Há um certo debate sobre o papel ainda maior de Mr. Robertson em toda essa história. É dito mais de uma vez que ele está “por trás de tudo“, que ele “moldou e armou tudo aquilo“. Descobri que há algumas teorias que dão conta de que ele é uma versão de Jane/John/Barkeep/Fizzle Bomber, mas isso é um pouco difícil de aceitar, porque o arco de história da vida dessa personagem dividida em 4 é repassado com precisão no decorrer de todo o filme e inclusive recebe uma revisão ao final. Em termos de narrativa, por mais interessante que seja o pensamento de que Robertson voltou no tempo para apagar seus rastros e impedir que as investigações da Agência do Tempo chegassem nele (que no passado fora o Fizzle Bomber), não dá para ver como isso sobrevive ao falseamento do “apagar ações inteiras da linha do tempo da mesma pessoa“. Isso quebraria com a dinâmica do filme e de elementos cuidadosamente desenvolvidos como a predestinação, o paradoxo do avô, dos loops e de Bootstrap.

Mas é claro que há uma possibilidade de explicação. Em dado momento da fita, o personagem de Hawke diz que há “11 agentes temporais“. Nesse caso, podemos assumir que O Predestinado foi a vida de um desses agentes que são a mesma pessoa, mas, na verdade, existem outras linhas que funcionam sob a mesma premissa e elas podem ser formadas por variações de Jane/John/Barkeep/Fizzle Bomber, onde o produto final não seria o terrorista mas sim Mr. Robertson. Alguns espectadores até formularam explicações onde o sequestro da bebê Jane em 1964 ocorre duas vezes, uma feita por Mr. Robertson, em sua primeira vivência de intervenção e outra pelo Barkeep, que, curiosamente, tem a visita de Mr. Robertson justamente naquele momento. Chega a explodir a mente o fato de, assim como o Barkeep, Mr. Robertson também ter bigodinho e principalmente o fato de Mr. Robertson jamais envelhecer (é a mesma face desde o recrutamento de Jane para a Space Corp). As semelhanças são muitas, as coincidências são muitas e o fato de o filme nos deixar com uma pequena grande bomba narrativa (e conceitual, por que não?) nas mãos é um elemento positivo porque gera discussão e a possibilidade de criarmos teorias e formas diferentes de organizar o andamento da saga.

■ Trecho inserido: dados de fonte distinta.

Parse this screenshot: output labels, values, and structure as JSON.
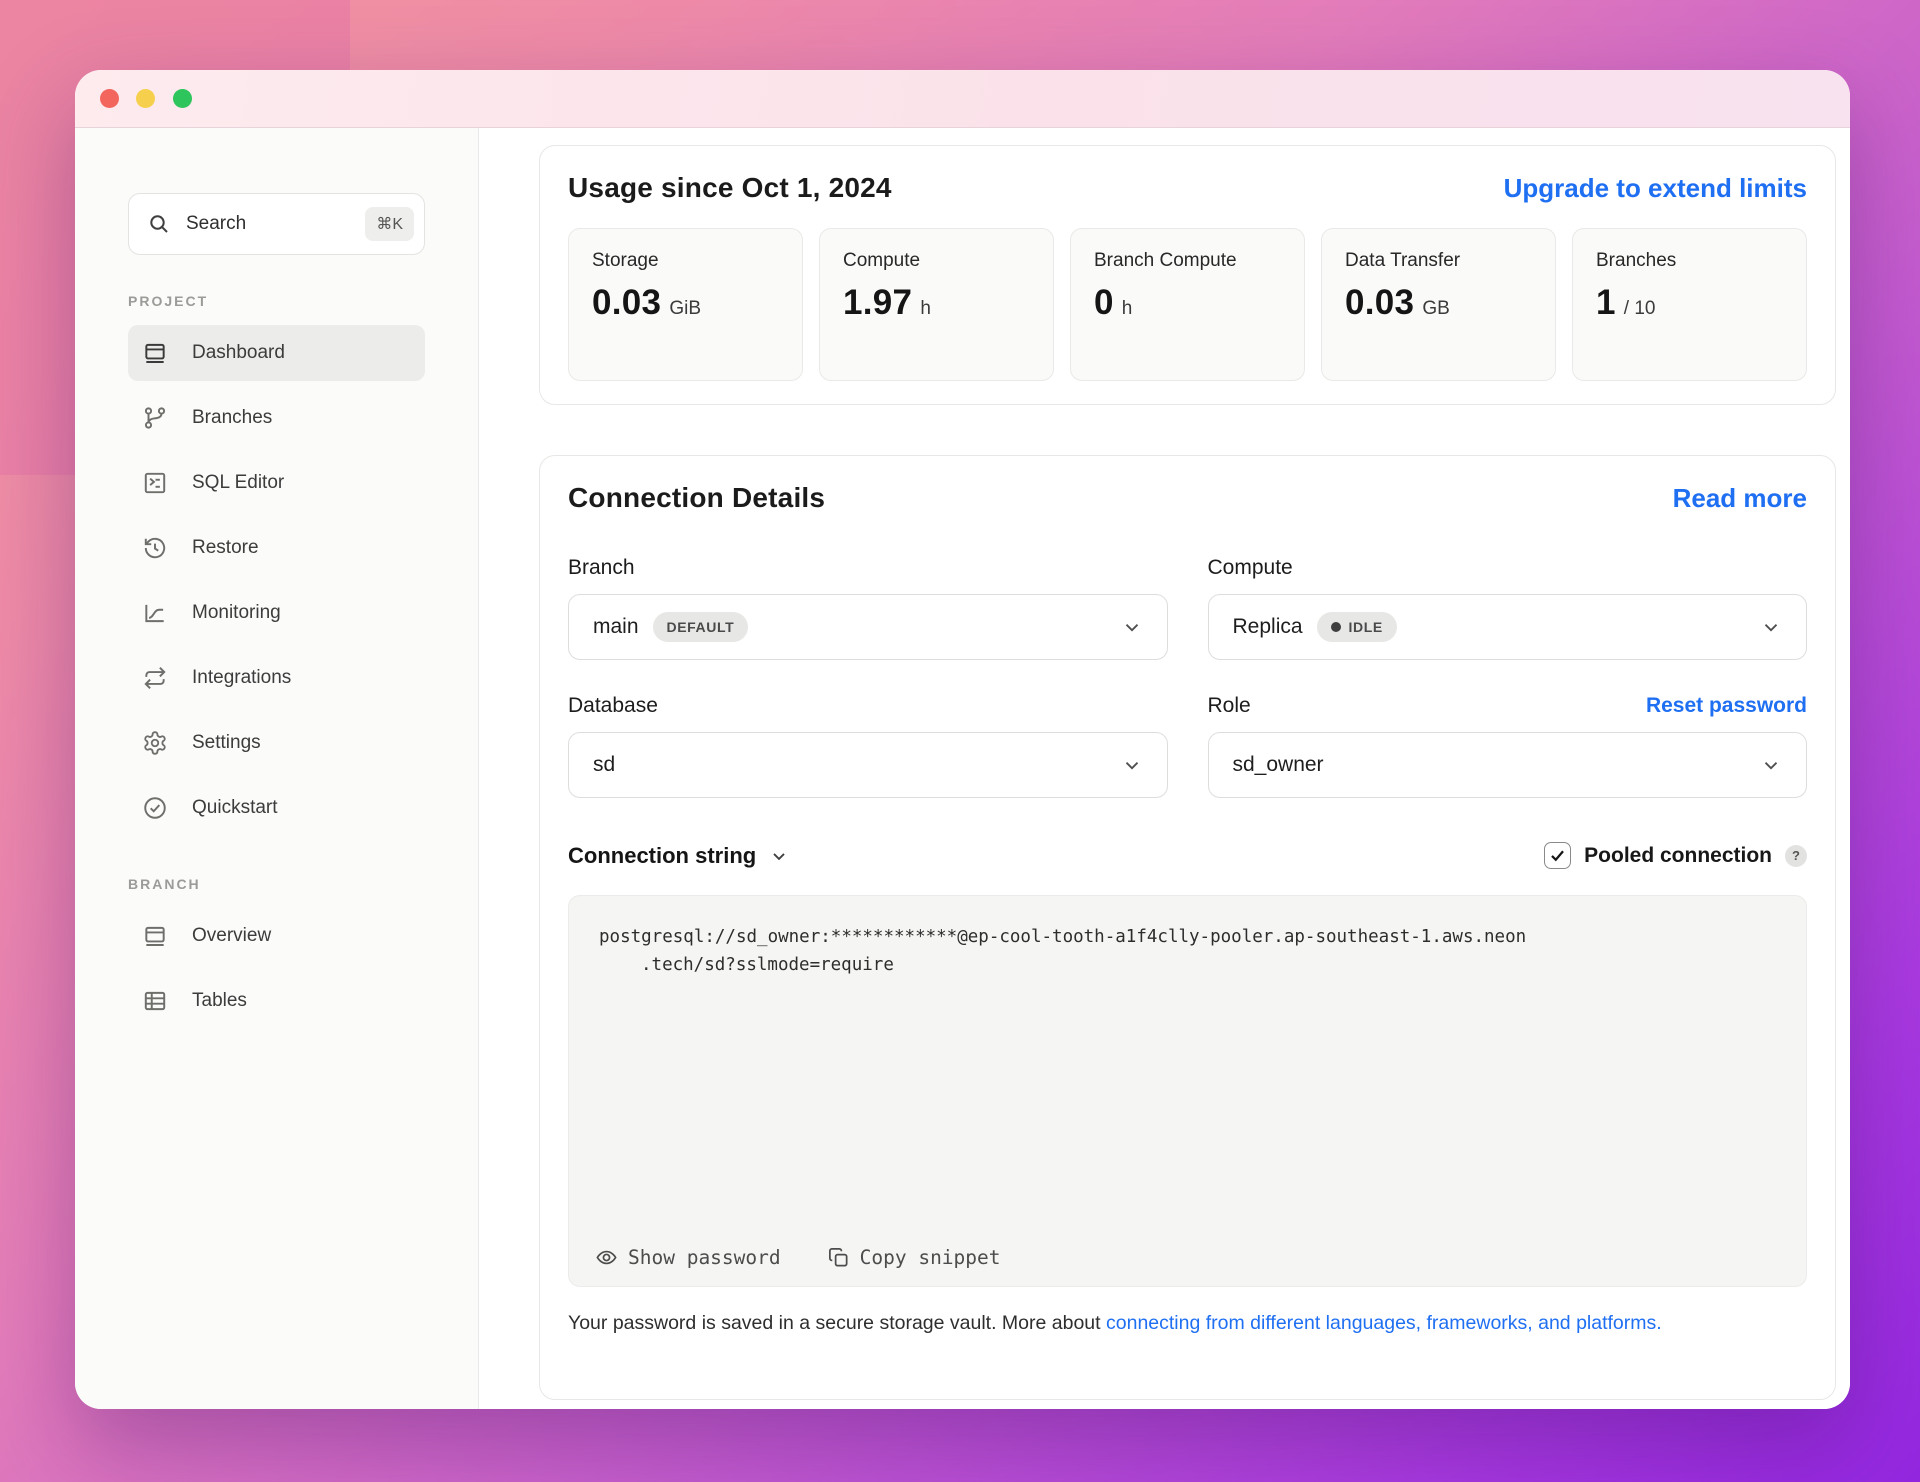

Ao final, quando o Barkeep se levanta da mesa e vemos as cicatrizes da retirada dos seios e da cesariana, não dá para não deixar o queixo cair até onde é possível. O encadeamento dos fatos e a última revelação fecha o ciclo de forma perfeita e ainda entra em uma auto-referência/análise que comporta a longa transformação psicológica e física do protagonista, trazendo uma pergunta, “Quando ele atacará novamente?” — o que mais uma vez nos leva a crer que a predestinação continuará ativa, lembrando que o próprio Barkeep já havia dito que o Fizzle Bomber vivia “mudando o dia” [do ataque], ou seja, aquilo provavelmente já havia acontecido outras vezes, em outras realidades/linhas do tempo. Uma coisa é certa: ao terminar a sessão de O Predestinado, nossos cérebros estão em pedaços, todos espalhado desordenadamente pelo chão. Que filme, senhoras e senhores! Que filme!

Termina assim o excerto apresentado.